Maddow broke down in tears while reading her statement, something she had seemingly never done before on her show, even though she’s been reading difficult news aloud for years. Overcome with emotion, she had to pass the show on to Lawrence O’Donnell.
… and she apologized for her display of emotion.
Shortly after the clip aired, Maddow took to Twitter to address her tears, which she apologized for. She tweeted, “Ugh, I’m sorry. If nothing else, it is my job to actually be able to speak while I’m on TV,” followed by the lede of the statement that she was unable to finish. Many people responded to Maddow, telling her she had nothing to apologize for. It seemed the public was comforted by the fact that something so horrifying would cause such a natural reaction.
Corey Lewandowski also received some news on the topic …
Lewandowski, who was President Trump’s campaign manager for a little over a year, went on Fox News on June 19 as a guest commentator. While former senior Democratic National Committee adviser Zac Petkanas related some information regarding the immigrant children, including the fact that a 10-year-old girl with Down syndrome was taken from her mother and put in a cage, Lewandowski had a less than pleasant response.
“Womp womp,” Lewandowski replied, making a dismissive sound effect.
Petkanas shot back, “Did you just say ‘womp womp’ to a 10-year-old with Down syndrome? “How dare you. How dare you. How absolutely dare you, sir.” But Lewandowski did not back down.
… and he is refusing to apologize
Many politicians, both conservative and liberal, have apologized for remarks they’ve made in recent years, as our political atmosphere has become more and more heated. But even after the public outcry, Lewandowski is refusing to apologize for his heartless remark.

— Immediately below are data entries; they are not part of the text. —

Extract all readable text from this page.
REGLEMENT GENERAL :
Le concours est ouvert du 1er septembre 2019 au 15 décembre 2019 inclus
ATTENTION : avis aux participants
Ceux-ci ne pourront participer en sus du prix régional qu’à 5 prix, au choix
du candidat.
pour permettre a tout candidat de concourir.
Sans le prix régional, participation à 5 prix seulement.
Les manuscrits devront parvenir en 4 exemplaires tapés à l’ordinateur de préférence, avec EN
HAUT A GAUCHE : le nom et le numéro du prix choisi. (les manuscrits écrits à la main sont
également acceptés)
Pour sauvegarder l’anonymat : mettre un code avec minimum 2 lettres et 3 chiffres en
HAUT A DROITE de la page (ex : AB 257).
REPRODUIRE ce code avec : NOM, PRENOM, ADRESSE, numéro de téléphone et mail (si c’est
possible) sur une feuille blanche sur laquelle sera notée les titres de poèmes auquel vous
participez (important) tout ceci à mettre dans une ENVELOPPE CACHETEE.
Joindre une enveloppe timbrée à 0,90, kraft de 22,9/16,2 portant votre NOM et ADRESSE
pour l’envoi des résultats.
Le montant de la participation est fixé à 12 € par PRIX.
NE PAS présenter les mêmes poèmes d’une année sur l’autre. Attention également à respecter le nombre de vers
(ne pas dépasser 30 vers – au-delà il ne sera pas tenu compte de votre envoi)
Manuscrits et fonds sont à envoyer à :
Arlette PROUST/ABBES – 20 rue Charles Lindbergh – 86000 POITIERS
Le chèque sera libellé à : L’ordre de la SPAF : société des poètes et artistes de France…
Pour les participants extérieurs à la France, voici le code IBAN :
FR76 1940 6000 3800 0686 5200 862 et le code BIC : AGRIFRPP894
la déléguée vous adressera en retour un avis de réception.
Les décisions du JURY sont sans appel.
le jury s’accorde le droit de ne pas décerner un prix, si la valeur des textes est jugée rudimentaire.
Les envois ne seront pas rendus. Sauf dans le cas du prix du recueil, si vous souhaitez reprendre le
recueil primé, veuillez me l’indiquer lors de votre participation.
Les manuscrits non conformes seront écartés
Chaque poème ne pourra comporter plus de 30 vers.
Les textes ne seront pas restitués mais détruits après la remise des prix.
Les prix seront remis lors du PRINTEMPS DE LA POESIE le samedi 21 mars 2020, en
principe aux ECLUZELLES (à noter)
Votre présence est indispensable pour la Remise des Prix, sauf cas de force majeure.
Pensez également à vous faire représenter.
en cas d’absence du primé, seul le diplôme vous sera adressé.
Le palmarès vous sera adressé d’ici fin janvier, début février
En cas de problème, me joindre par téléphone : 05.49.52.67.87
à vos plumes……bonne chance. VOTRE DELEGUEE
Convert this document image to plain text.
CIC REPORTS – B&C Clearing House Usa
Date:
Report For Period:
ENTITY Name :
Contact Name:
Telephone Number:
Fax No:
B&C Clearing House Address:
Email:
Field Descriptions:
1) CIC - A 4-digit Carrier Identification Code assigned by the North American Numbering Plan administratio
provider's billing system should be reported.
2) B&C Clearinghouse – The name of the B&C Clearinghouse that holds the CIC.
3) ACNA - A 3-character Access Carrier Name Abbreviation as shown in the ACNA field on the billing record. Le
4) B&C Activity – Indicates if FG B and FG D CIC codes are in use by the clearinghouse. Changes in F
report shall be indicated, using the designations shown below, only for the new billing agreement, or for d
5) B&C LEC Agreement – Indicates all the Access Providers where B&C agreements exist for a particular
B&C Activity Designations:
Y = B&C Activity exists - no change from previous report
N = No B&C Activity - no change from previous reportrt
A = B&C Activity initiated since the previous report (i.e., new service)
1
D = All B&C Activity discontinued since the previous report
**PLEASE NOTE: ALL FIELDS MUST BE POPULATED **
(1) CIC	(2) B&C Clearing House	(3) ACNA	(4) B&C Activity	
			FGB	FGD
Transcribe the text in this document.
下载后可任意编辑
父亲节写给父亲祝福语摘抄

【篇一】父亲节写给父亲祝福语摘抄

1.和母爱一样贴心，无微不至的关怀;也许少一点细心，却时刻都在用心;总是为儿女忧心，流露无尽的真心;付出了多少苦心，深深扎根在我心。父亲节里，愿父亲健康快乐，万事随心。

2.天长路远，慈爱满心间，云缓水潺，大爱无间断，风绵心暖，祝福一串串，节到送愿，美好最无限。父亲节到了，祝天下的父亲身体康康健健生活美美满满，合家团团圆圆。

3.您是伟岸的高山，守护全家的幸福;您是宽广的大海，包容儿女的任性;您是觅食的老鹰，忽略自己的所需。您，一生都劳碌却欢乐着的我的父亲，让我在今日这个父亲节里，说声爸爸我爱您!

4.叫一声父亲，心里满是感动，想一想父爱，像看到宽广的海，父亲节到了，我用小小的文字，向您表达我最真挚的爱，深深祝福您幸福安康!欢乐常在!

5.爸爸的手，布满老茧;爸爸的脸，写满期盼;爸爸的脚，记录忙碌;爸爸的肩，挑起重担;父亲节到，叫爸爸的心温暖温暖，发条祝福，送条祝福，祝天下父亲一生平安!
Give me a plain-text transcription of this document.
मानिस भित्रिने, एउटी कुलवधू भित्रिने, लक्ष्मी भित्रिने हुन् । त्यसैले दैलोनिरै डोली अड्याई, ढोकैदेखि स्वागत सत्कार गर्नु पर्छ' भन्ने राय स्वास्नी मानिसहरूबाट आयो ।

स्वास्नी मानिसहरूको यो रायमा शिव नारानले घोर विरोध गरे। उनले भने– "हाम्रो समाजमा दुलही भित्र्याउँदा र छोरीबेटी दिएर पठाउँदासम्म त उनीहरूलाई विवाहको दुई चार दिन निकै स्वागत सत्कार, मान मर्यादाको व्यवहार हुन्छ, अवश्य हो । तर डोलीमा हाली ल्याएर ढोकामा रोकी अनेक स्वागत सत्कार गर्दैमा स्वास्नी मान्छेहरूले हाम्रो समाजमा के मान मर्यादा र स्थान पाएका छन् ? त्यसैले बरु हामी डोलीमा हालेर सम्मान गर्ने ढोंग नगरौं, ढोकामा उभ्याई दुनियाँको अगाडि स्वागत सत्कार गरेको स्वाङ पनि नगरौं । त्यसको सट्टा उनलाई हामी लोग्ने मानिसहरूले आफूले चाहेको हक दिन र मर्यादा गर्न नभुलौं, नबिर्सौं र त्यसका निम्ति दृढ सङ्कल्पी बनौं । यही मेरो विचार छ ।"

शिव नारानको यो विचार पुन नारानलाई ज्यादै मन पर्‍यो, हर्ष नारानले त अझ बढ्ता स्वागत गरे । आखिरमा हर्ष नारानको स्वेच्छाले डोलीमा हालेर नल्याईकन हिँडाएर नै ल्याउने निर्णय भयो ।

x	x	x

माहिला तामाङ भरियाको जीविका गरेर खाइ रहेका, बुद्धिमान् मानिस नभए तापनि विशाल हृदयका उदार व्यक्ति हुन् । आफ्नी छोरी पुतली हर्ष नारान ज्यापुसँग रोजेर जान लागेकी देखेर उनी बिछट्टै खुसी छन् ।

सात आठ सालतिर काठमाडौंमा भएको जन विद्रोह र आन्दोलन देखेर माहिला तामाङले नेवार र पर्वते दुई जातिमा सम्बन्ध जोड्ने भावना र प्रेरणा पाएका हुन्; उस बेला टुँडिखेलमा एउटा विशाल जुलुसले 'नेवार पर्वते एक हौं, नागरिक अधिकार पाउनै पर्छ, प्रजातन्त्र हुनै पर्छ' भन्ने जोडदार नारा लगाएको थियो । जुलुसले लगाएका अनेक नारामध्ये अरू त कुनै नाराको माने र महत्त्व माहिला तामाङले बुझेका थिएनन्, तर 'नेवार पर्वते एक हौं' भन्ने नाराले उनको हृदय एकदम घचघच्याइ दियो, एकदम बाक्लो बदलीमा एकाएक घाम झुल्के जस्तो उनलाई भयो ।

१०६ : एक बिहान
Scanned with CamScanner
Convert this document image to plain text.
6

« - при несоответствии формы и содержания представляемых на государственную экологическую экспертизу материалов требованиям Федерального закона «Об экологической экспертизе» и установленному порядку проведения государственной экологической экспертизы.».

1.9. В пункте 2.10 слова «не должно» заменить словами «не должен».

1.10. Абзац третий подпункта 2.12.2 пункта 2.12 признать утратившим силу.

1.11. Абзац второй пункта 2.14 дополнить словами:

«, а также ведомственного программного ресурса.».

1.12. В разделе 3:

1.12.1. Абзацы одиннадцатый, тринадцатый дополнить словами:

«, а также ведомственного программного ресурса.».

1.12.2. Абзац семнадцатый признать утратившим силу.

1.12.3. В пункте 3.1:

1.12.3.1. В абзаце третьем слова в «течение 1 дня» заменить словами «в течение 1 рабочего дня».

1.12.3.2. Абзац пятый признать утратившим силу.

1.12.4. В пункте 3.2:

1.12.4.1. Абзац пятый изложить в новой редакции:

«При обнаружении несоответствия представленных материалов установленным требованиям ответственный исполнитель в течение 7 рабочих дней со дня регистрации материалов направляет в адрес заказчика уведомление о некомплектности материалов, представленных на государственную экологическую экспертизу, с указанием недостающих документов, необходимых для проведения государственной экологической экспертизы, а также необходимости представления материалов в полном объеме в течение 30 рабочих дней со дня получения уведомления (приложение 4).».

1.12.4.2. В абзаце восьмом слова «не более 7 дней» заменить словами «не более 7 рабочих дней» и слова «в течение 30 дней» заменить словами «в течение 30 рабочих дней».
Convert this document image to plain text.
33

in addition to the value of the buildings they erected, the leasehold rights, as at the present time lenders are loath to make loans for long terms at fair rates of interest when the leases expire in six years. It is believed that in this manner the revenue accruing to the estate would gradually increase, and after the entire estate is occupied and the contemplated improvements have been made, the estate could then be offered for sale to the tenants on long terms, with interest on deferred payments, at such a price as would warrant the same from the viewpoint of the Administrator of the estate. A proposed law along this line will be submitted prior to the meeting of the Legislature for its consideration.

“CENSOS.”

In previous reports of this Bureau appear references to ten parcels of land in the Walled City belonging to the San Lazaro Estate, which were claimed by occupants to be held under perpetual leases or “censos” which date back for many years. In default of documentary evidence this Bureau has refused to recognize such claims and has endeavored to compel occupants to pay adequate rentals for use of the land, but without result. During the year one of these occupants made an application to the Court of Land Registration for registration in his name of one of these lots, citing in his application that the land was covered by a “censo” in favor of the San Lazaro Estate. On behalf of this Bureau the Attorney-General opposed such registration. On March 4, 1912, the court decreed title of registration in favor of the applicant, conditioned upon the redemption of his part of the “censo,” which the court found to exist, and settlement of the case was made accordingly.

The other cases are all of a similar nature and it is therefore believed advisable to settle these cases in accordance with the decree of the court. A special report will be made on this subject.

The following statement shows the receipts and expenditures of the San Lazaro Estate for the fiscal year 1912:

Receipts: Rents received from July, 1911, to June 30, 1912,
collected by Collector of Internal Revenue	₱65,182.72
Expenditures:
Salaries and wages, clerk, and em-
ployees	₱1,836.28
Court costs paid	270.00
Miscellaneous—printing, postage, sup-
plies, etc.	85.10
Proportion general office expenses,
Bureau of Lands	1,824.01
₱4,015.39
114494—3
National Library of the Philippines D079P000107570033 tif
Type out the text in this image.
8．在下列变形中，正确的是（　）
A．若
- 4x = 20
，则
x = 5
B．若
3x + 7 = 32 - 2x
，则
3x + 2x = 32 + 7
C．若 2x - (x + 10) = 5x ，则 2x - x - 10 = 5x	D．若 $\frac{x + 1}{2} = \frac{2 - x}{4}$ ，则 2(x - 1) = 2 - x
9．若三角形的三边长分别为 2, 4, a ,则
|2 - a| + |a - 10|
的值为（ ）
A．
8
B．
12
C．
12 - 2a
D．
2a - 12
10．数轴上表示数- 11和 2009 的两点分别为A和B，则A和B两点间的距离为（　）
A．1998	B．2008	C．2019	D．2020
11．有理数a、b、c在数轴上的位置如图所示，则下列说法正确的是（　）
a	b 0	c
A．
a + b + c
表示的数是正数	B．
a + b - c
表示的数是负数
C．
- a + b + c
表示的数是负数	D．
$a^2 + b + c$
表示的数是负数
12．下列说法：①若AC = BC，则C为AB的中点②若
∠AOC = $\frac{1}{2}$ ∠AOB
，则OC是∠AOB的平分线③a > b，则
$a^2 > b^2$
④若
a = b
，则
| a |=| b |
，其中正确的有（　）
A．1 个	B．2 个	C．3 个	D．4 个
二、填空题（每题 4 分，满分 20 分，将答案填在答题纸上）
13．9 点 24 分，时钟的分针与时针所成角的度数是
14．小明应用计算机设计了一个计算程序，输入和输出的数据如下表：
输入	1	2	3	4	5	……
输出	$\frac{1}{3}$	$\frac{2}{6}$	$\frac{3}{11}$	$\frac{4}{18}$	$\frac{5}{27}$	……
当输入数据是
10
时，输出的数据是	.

“An apology?” Lewandowski said on Fox News on June 20. “I owe an apology to the children whose parents are putting them in a position that is forcing them to be separated.” Like Maddow, Lewandowski also tweeted a response to those shaming him”
“Lots of Fake News today. I mocked a liberal who attempted to politicize children as opposed to discussing the real issue which is fixing a broken immigration system. It’s offenseive (sic) that the MSM doesn’t want to talk about the fact these policies were started under Obama.”
Not only is Lewandowski’s statement about the Obama administration inaccurate, it shows a real deflection from the issues at hand and from his bad behavior.
The danger of the blame game
Maddow and Lewandowski both responded to what happened on the air on June 19. But while Maddow apologized for showing human emotion, Lewandowski dug his heels in even further and made divisive comments about his actions and the statements of others. Political strategists and many other people have been cautioning against the dangerous blame game tactics for years, but it seems we as a society aren’t past playing them. The sooner we come together and stop assigning blame, the sooner we can fix what is broken and move forward.